The presentation can be viewed at View Source
"Irreversible kinase inhibitors directed at BTK have really changed the landscape of CLL but at extended follow up, we are beginning to see a subset of high risk patients who are relapsing," said Dr. Jennifer Woyach, M.D., of The Ohio State University College of Medicine. "Small molecules that target BTK that are not dependent upon the C481 site represent an exciting option for future clinical trials. We are excited to be working with ArQule on this project and look forward to initiating the first in man study with ARQ 531."

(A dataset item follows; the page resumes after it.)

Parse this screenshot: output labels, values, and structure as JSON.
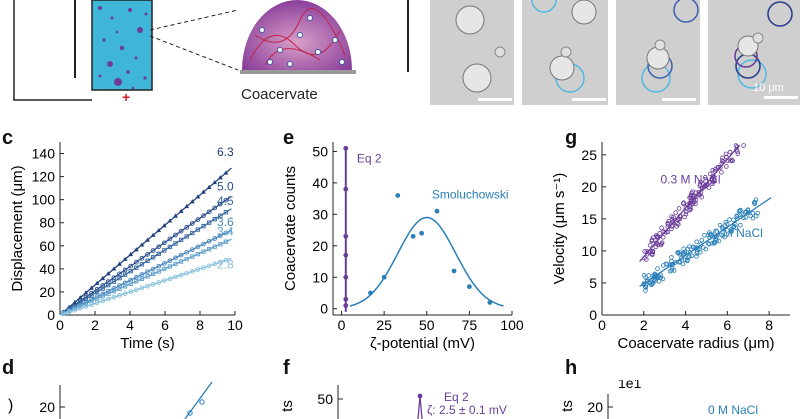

"We began our BTK discovery program in 2011 which ultimately lead to the selection of ARQ 531, a potent reversible inhibitor of both wild type and mutant BTK," said Dr. Giovanni Abbadessa, M.D., PhD., Vice President of Clinical Development, Translational Medicine and Medical Affairs at ArQule. "With the recent emergence in 2015 of BTK resistance we concentrated our efforts in this growing CLL patient population. We are pleased to be working with The Ohio State University to finish preclinical studies on this exciting program. We remain on track to file an IND application early next year."
About BTK and ARQ 531
ARQ 531 is an investigational, orally bioavailable, potent and reversible Bruton’s tyrosine kinase (BTK) inhibitor. Biochemical and cellular studies have shown that ARQ 531inhibits both the wild type and C481S-mutant forms of BTK. The C481S mutation is a known emerging resistance mechanism for first generation irreversible BTK inhibitors. ARQ 531 has high oral bioavailability as well as good ADME, pharmacokinetic and metabolic properties. The company plans to file an IND for ARQ 531 in early 2017. BTK is a therapeutic target that has been clinically proven to inhibit B-cell receptor signaling in blood cancers.